The chief of the IAF’s Eastern Command Air Marshal P K Borbora said that it would take almost a couple of years to make the runways and avionics of the airbase suitable for Russian Sukhois. At least two squadrons of the Su-30MKIs would be stationed in the upgraded airbase possibly by the end of 2009, he added.
The Su-30MKIs will replace the ageing MiG 21s that the IAF’s mainstay consisted of, through the 1970s and ’80s.
The airbase at Tezpur played key roles in Sino-Indian war in 1962 as well as in the ‘liberation war’ of Bangladesh in 1971.
Change in doctrine
The move to boost air-defence along the eastern frontiers hints a change in the IAF’s decades-old doctrine, which laid more emphasis on countering the threat-perception from across the western border.
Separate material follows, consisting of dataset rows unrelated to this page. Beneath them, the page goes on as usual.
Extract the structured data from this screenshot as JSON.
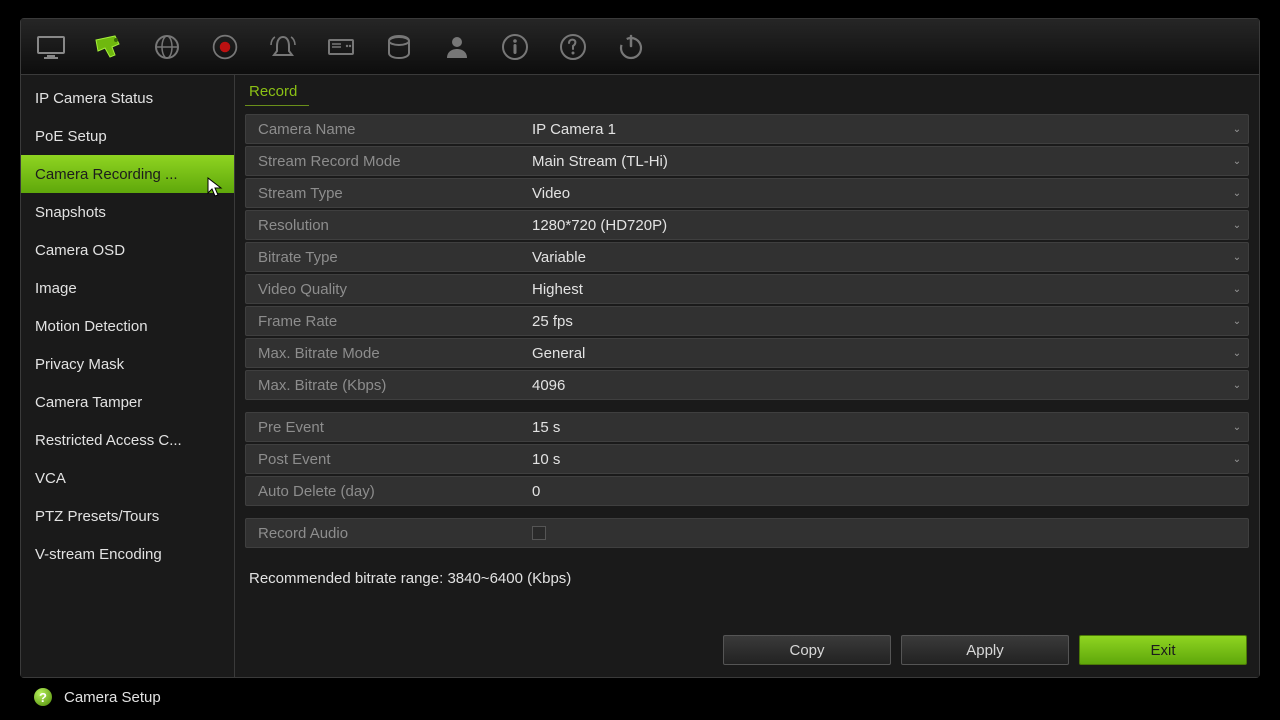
{
  "toolbar": {
    "icons": [
      "monitor",
      "camera",
      "network",
      "record",
      "alarm",
      "device",
      "storage",
      "user",
      "info",
      "help",
      "power"
    ],
    "active_index": 1
  },
  "sidebar": {
    "items": [
      {
        "label": "IP Camera Status"
      },
      {
        "label": "PoE Setup"
      },
      {
        "label": "Camera Recording ..."
      },
      {
        "label": "Snapshots"
      },
      {
        "label": "Camera OSD"
      },
      {
        "label": "Image"
      },
      {
        "label": "Motion Detection"
      },
      {
        "label": "Privacy Mask"
      },
      {
        "label": "Camera Tamper"
      },
      {
        "label": "Restricted Access C..."
      },
      {
        "label": "VCA"
      },
      {
        "label": "PTZ Presets/Tours"
      },
      {
        "label": "V-stream Encoding"
      }
    ],
    "active_index": 2
  },
  "page": {
    "title": "Record"
  },
  "form": {
    "group1": [
      {
        "label": "Camera Name",
        "value": "IP Camera 1",
        "dropdown": true
      },
      {
        "label": "Stream Record Mode",
        "value": "Main Stream (TL-Hi)",
        "dropdown": true
      },
      {
        "label": "Stream Type",
        "value": "Video",
        "dropdown": true
      },
      {
        "label": "Resolution",
        "value": "1280*720 (HD720P)",
        "dropdown": true
      },
      {
        "label": "Bitrate Type",
        "value": "Variable",
        "dropdown": true
      },
      {
        "label": "Video Quality",
        "value": "Highest",
        "dropdown": true
      },
      {
        "label": "Frame Rate",
        "value": "25 fps",
        "dropdown": true
      },
      {
        "label": "Max. Bitrate Mode",
        "value": "General",
        "dropdown": true
      },
      {
        "label": "Max. Bitrate (Kbps)",
        "value": "4096",
        "dropdown": true
      }
    ],
    "group2": [
      {
        "label": "Pre Event",
        "value": "15 s",
        "dropdown": true
      },
      {
        "label": "Post Event",
        "value": "10 s",
        "dropdown": true
      },
      {
        "label": "Auto Delete (day)",
        "value": "0",
        "dropdown": false
      }
    ],
    "group3": [
      {
        "label": "Record Audio",
        "type": "checkbox",
        "checked": false
      }
    ]
  },
  "recommend": "Recommended bitrate range: 3840~6400 (Kbps)",
  "buttons": {
    "copy": "Copy",
    "apply": "Apply",
    "exit": "Exit"
  },
  "status": {
    "label": "Camera Setup"
  }
}
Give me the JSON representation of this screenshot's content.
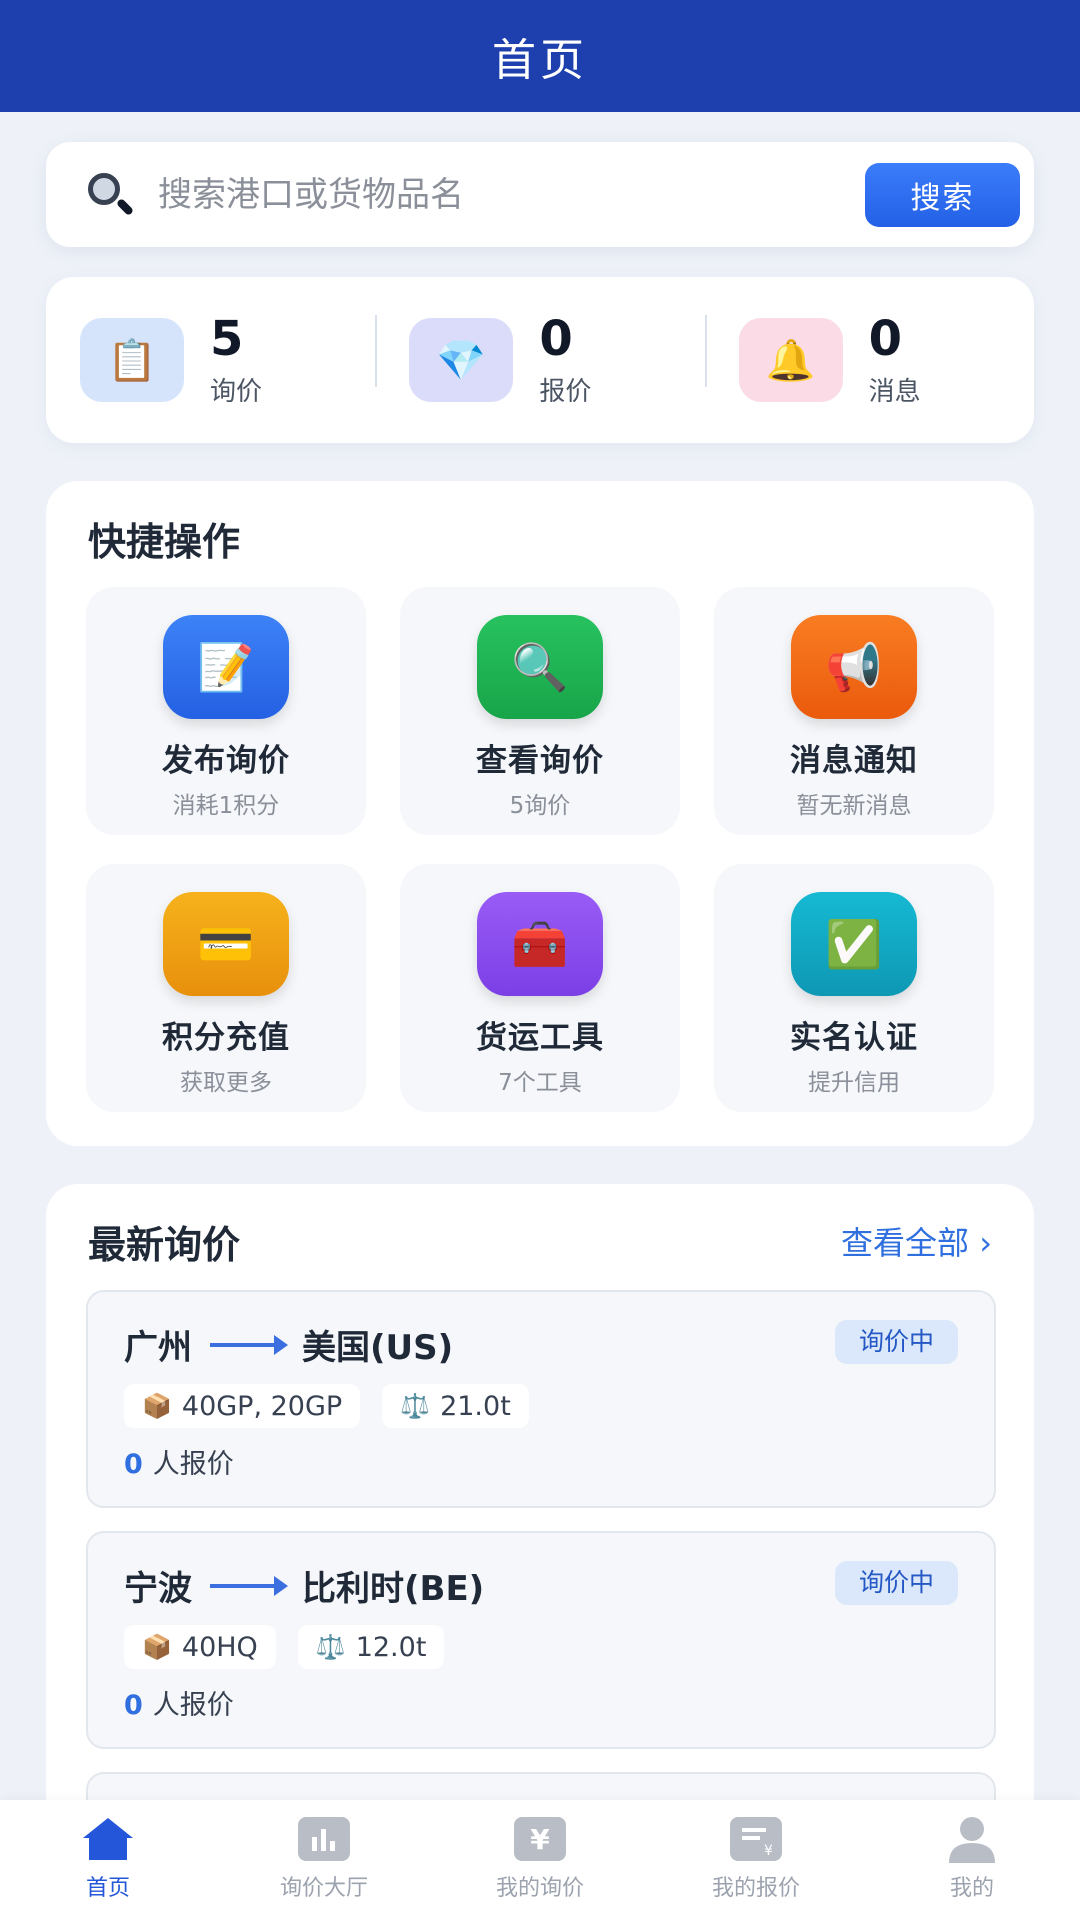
{
  "header": {
    "title": "首页"
  },
  "search": {
    "placeholder": "搜索港口或货物品名",
    "button_label": "搜索"
  },
  "stats": [
    {
      "value": "5",
      "label": "询价",
      "icon": "clipboard-icon"
    },
    {
      "value": "0",
      "label": "报价",
      "icon": "diamond-icon"
    },
    {
      "value": "0",
      "label": "消息",
      "icon": "bell-icon"
    }
  ],
  "quick_actions": {
    "title": "快捷操作",
    "items": [
      {
        "title": "发布询价",
        "subtitle": "消耗1积分",
        "icon": "memo-icon",
        "color": "#2f6fe8"
      },
      {
        "title": "查看询价",
        "subtitle": "5询价",
        "icon": "magnifier-icon",
        "color": "#20b455"
      },
      {
        "title": "消息通知",
        "subtitle": "暂无新消息",
        "icon": "megaphone-icon",
        "color": "#f26b16"
      },
      {
        "title": "积分充值",
        "subtitle": "获取更多",
        "icon": "credit-card-icon",
        "color": "#f0a114"
      },
      {
        "title": "货运工具",
        "subtitle": "7个工具",
        "icon": "toolbox-icon",
        "color": "#8b4ef0"
      },
      {
        "title": "实名认证",
        "subtitle": "提升信用",
        "icon": "check-mark-icon",
        "color": "#13a9c4"
      }
    ]
  },
  "recent": {
    "title": "最新询价",
    "view_all": "查看全部 ›",
    "items": [
      {
        "from": "广州",
        "to": "美国(US)",
        "status": "询价中",
        "containers": "40GP, 20GP",
        "weight": "21.0t",
        "quote_count": "0",
        "quote_suffix": "人报价"
      },
      {
        "from": "宁波",
        "to": "比利时(BE)",
        "status": "询价中",
        "containers": "40HQ",
        "weight": "12.0t",
        "quote_count": "0",
        "quote_suffix": "人报价"
      }
    ]
  },
  "tabbar": [
    {
      "label": "首页",
      "icon": "home-icon",
      "active": true
    },
    {
      "label": "询价大厅",
      "icon": "bar-chart-icon",
      "active": false
    },
    {
      "label": "我的询价",
      "icon": "yen-chat-icon",
      "active": false
    },
    {
      "label": "我的报价",
      "icon": "yen-document-icon",
      "active": false
    },
    {
      "label": "我的",
      "icon": "user-icon",
      "active": false
    }
  ]
}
It comes almost a decade after China gave a major fillip to its air-power along its border with India, by constructing 14 major airbases and a number of tactical airstrips in Tibet.
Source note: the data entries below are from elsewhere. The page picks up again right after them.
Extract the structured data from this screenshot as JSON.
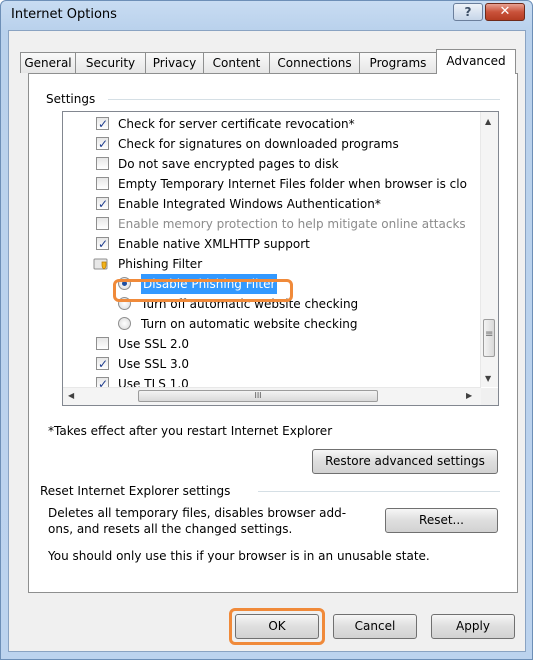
{
  "window": {
    "title": "Internet Options",
    "help_glyph": "?",
    "close_glyph": "✕"
  },
  "tabs": [
    "General",
    "Security",
    "Privacy",
    "Content",
    "Connections",
    "Programs",
    "Advanced"
  ],
  "active_tab": "Advanced",
  "settings": {
    "group_label": "Settings",
    "items": [
      {
        "type": "checkbox",
        "checked": true,
        "label": "Check for server certificate revocation*"
      },
      {
        "type": "checkbox",
        "checked": true,
        "label": "Check for signatures on downloaded programs"
      },
      {
        "type": "checkbox",
        "checked": false,
        "label": "Do not save encrypted pages to disk"
      },
      {
        "type": "checkbox",
        "checked": false,
        "label": "Empty Temporary Internet Files folder when browser is clo"
      },
      {
        "type": "checkbox",
        "checked": true,
        "label": "Enable Integrated Windows Authentication*"
      },
      {
        "type": "checkbox",
        "checked": false,
        "label": "Enable memory protection to help mitigate online attacks",
        "disabled": true
      },
      {
        "type": "checkbox",
        "checked": true,
        "label": "Enable native XMLHTTP support"
      },
      {
        "type": "folder",
        "label": "Phishing Filter"
      },
      {
        "type": "radio",
        "checked": true,
        "label": "Disable Phishing Filter",
        "selected": true
      },
      {
        "type": "radio",
        "checked": false,
        "label": "Turn off automatic website checking"
      },
      {
        "type": "radio",
        "checked": false,
        "label": "Turn on automatic website checking"
      },
      {
        "type": "checkbox",
        "checked": false,
        "label": "Use SSL 2.0"
      },
      {
        "type": "checkbox",
        "checked": true,
        "label": "Use SSL 3.0"
      },
      {
        "type": "checkbox",
        "checked": true,
        "label": "Use TLS 1.0"
      }
    ],
    "hscroll_thumb": "III",
    "footnote": "*Takes effect after you restart Internet Explorer",
    "restore_button": "Restore advanced settings"
  },
  "reset_group": {
    "label": "Reset Internet Explorer settings",
    "description": "Deletes all temporary files, disables browser add-ons, and resets all the changed settings.",
    "reset_button": "Reset...",
    "warning": "You should only use this if your browser is in an unusable state."
  },
  "footer": {
    "ok": "OK",
    "cancel": "Cancel",
    "apply": "Apply"
  },
  "highlight_color": "#f08a3a",
  "selection_color": "#3399ff"
}
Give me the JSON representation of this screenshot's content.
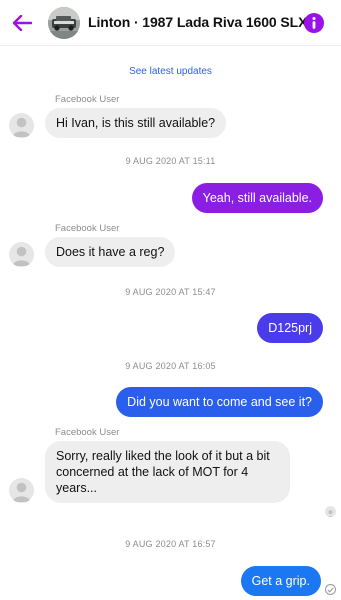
{
  "header": {
    "title": "Linton · 1987 Lada Riva 1600 SLX",
    "back_icon": "back-arrow-icon",
    "info_icon": "info-icon",
    "accent_color": "#9b12e8"
  },
  "see_latest": "See latest updates",
  "messages": [
    {
      "sender": "Facebook User",
      "text": "Hi Ivan, is this still available?"
    },
    {
      "timestamp": "9 AUG 2020 AT 15:11"
    },
    {
      "text": "Yeah, still available.",
      "color": "#8a1fe3"
    },
    {
      "sender": "Facebook User",
      "text": "Does it have a reg?"
    },
    {
      "timestamp": "9 AUG 2020 AT 15:47"
    },
    {
      "text": "D125prj",
      "color": "#4a3ceb"
    },
    {
      "timestamp": "9 AUG 2020 AT 16:05"
    },
    {
      "text": "Did you want to come and see it?",
      "color": "#2a5fec"
    },
    {
      "sender": "Facebook User",
      "text": "Sorry, really liked the look of it but a bit concerned at the lack of MOT for 4 years..."
    },
    {
      "timestamp": "9 AUG 2020 AT 16:57"
    },
    {
      "text": "Get a grip.",
      "color": "#1b78f2"
    }
  ]
}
Though New Delhi does not foresee a re-run of the 1962 war with China, the IAF has been insisting on keeping a deterrent force ready in northeastern region to deal with any eventuality.
Once upgraded, the airbase at Tezpur will be ready for not only the Sukhois, but also for some of the new generation 126 multi-role combat aircrafts for which the IAF has of late floated a global tender. “The other airbases in the region would also be upgraded later,” said Air Marshal Borbora.
Since 1968, the airbase at Tezpur has been one of the IAF’s biggest hubs for the Soviet-era MiG 21s. It has been the cradle of many of the fighter pilots of the IAF, as two MiG Operational Flying Training Units – MOFTU Bravo and MOFTU Alpha – and the Operational Conversion Unit (OCU) were based here. The EAC’s spokesman Wing Commander Benoy Chongtham said that the MOFTU Bravo and OCU had already been shifted to other bases last year. The MOFTU Alpha would also be moved out of Tezpur soon, he added.
Most of the MiG 21s and other transport aircrafts and helicopters have already been flown out of the airbase at Tezpur. Air Marshal Borbora was in Tezpur on Thursday to ceremonially bid adieu to the last squadron of the MiG 21s. But the aircrafts could not be flown out till afternoon due to inclement weather.